So when you outsource, what are you really buying?
In a past career I needed to develop a better revenue forecasting and goal model for a centralized recovery operation (I oversaw the Agency Management arm of that recovery operation). What I wanted was a model that could accurately forecast gross and net revenues, account for multiple product lines, quickly roll-up numbers (product line, division, corporate) and drill down on numbers (vendor, batch, month), and establish goals for vendors.

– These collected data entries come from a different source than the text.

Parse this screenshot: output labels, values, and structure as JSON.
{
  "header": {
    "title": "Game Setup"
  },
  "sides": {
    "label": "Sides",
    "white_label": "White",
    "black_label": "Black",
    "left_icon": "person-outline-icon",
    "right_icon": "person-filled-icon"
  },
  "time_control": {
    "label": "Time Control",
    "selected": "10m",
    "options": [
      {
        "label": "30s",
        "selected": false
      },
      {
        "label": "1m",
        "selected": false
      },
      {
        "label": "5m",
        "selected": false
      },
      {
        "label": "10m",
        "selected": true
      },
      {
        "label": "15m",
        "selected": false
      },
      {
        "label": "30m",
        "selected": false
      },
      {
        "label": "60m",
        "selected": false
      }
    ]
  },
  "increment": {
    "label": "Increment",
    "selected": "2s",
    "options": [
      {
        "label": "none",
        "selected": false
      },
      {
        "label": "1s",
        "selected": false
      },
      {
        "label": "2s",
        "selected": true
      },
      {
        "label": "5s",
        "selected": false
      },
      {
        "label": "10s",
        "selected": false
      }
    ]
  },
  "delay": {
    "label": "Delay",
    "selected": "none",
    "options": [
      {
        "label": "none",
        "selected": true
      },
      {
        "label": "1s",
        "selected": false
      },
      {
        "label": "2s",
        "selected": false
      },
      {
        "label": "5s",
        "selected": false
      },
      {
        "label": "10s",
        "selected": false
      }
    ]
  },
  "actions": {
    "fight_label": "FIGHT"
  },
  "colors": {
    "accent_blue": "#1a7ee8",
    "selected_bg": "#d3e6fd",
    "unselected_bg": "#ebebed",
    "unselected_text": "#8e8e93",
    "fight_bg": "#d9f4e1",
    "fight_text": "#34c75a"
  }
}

To make the “how” happen, I organized a working session with my team’s Business Analyst and three operational executives from three different agencies in my agency network. The agency guys I picked for the session had terrific track records for performance, were easy to work with, and had previously demonstrated great problem solving skills. For the session, we grabbed a conference room, ordered in sandwiches, and hashed out an awesome forecast/goal model – the model met all the objectives I laid out and was very well received within the ranks of the organization I worked for.
In my current career, the IT division of my organization is in the thick of an intense security audit. The audit is complex because it requires the interpretation of regulations and the development and implementation of strategies to comply with said regulations. In this example – like my previous example – we again blurred the lines between client and vendor and utilized the management of our Network/Hardware vendor to problem solve and hash out a first class security program. The management of our IT vendor has a terrific track record for performance, is easy to work with, and has previously demonstrated great problem solving skills. So far, the results of our audit are great – to use a third party’s perspective, the auditor reviewing us described our plan as the best he’s seen in years.
So what’s my point?
From my perspective, hiring a great vendor is on par with hiring a great manager. It goes without saying that the manager should do a great job managing his or her respective area of responsibility. But more importantly – especially in today’s rapidly changing environment – he or she is there to problem solve and tackle new organizational challenges and new organizational problems.
When I hire a vendor, I look beyond simply offloading the work and look to gauge the fit of the manager – or management team – I’m hiring. Tests like ease of use (accessibility, responsiveness, rapport building), industry expertise, and problem solving/conceptual skills are great tests to apply to the “vendor/manager” you’re hiring. Look for the “blur” that makes it impossible to tell the difference between vendor and client.